Der Dienst beschränkt sich nicht auf militärische Aufgaben, sondern umfasst Arbeiten in der Landwirtschaft, auf dem Bau oder im öffentlichen Dienst. Das Monatssalär beläuft sich auf 450 Nafka, was gemäss offiziellem Wechselkurs 43US$ entspricht, in Realität aber eher 10$ nahekommt. Der Unterhalt einer Familie ist mit diesem «Lohn» nicht möglich. Viele der Interviewten berichteten, dass sie ihre Ehefrauen, Eltern oder Kinder nur einmal im Jahr besuchen können. Oft werden auch mehrere Familienmitglieder gleichzeitig eingezogen. Viele der vom «Nationaldienst» Betroffenen haben daher keine Möglichkeit, ein Familienleben zu führen und sich eine eigene wirtschaftliche Existenz zu schaffen.
Willkürliche Verhaftungen und Folter
Der eritreische «Nationaldienst» verstösst damit gegen das internationale Verbot von Zwangsarbeit, das eine klare (zeitliche) Begrenzung verlangt und den Zweck der wirtschaftlichen Entwicklung explizit ausschliesst. „Die Realität des eritreischen „Nationaldienstes“ straft die Behauptungen in einigen europäischen Ländern Lügen, wonach es sich bei den meisten eritreischen Flüchtlingen um WirtschaftsmigrantInnen handelt“, so Michelle Kagari.
Die Rekrutierung für den „Nationaldienst“ erfolgt einerseits über willkürliche Auswahl, andererseits müssen alle Schüler das letzte Sekundarschuljahr in einem militärischen „Nationalen Trainingszentrum“ in Sawa verbringen.
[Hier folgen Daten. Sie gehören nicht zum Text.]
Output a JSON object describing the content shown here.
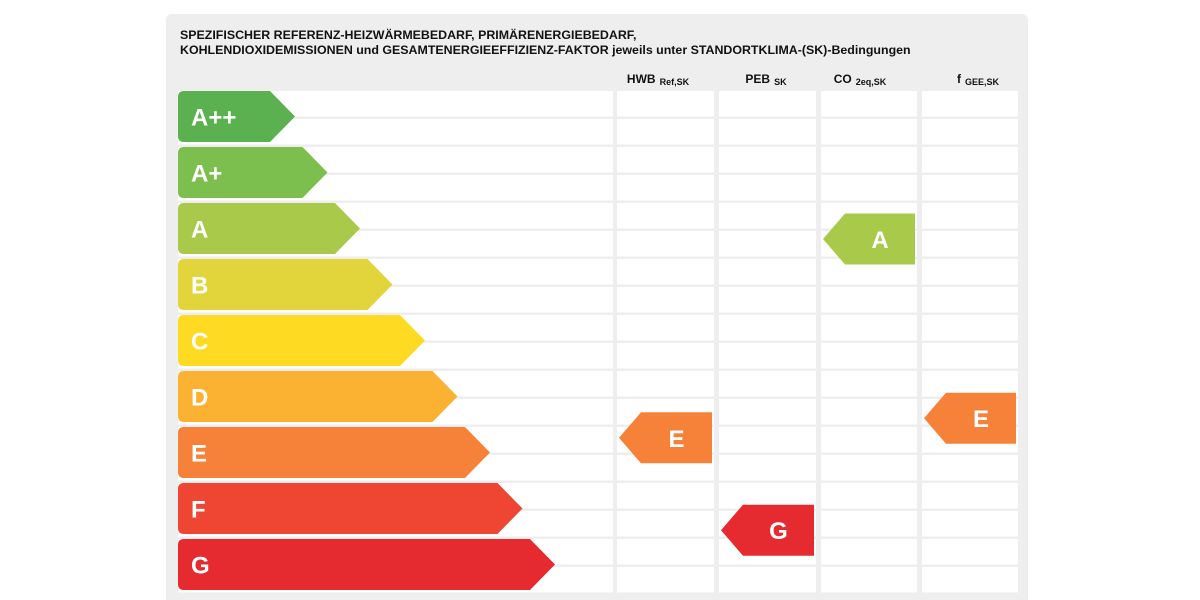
{
  "title": {
    "line1": "SPEZIFISCHER REFERENZ-HEIZWÄRMEBEDARF, PRIMÄRENERGIEBEDARF,",
    "line2": "KOHLENDIOXIDEMISSIONEN und GESAMTENERGIEEFFIZIENZ-FAKTOR jeweils unter STANDORTKLIMA-(SK)-Bedingungen"
  },
  "chart_data": {
    "type": "table",
    "classes": [
      "A++",
      "A+",
      "A",
      "B",
      "C",
      "D",
      "E",
      "F",
      "G"
    ],
    "class_colors": [
      "#5bb14f",
      "#7dbf4f",
      "#a8c94a",
      "#e2d53c",
      "#fedb22",
      "#fbb233",
      "#f6823a",
      "#ee4632",
      "#e52a30"
    ],
    "columns": [
      {
        "main": "HWB",
        "sub": "Ref,SK"
      },
      {
        "main": "PEB",
        "sub": "SK"
      },
      {
        "main": "CO",
        "sub": "2eq,SK"
      },
      {
        "main": "f",
        "sub": "GEE,SK"
      }
    ],
    "ratings": [
      {
        "column": "HWB",
        "class": "E",
        "position": 6.3
      },
      {
        "column": "PEB",
        "class": "G",
        "position": 7.95
      },
      {
        "column": "CO",
        "class": "A",
        "position": 2.75
      },
      {
        "column": "f",
        "class": "E",
        "position": 5.95
      }
    ]
  }
}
Personen, die der Dienstverweigerung verdächtigt und / oder beim Verlassen des Landes aufgegriffen werden, müssen vor dem Transfer in ein Ausbildungslager regelmässig mehrere Monate in Haft verbringen – an geheimen Orten, ohne richterliches Urteil und ohne Kontakt zur Aussenwelt. Die Haftbedingungen in den oft unterirdischen Verliesen oder in Schiffscontainern sind desaströs, Folter und Misshandlung an der Tagesordnung.
Die willkürliche Inhaftierung und anschliessende Zwangsrekrutierung derjenigen, die aus dem Land fliehen wollten, muss als Massstab dafür gelten, was abgewiesenen eritreischen Asylsuchenden droht, wenn sie zwangsweise nach Eritrea zurückgeschafft würden.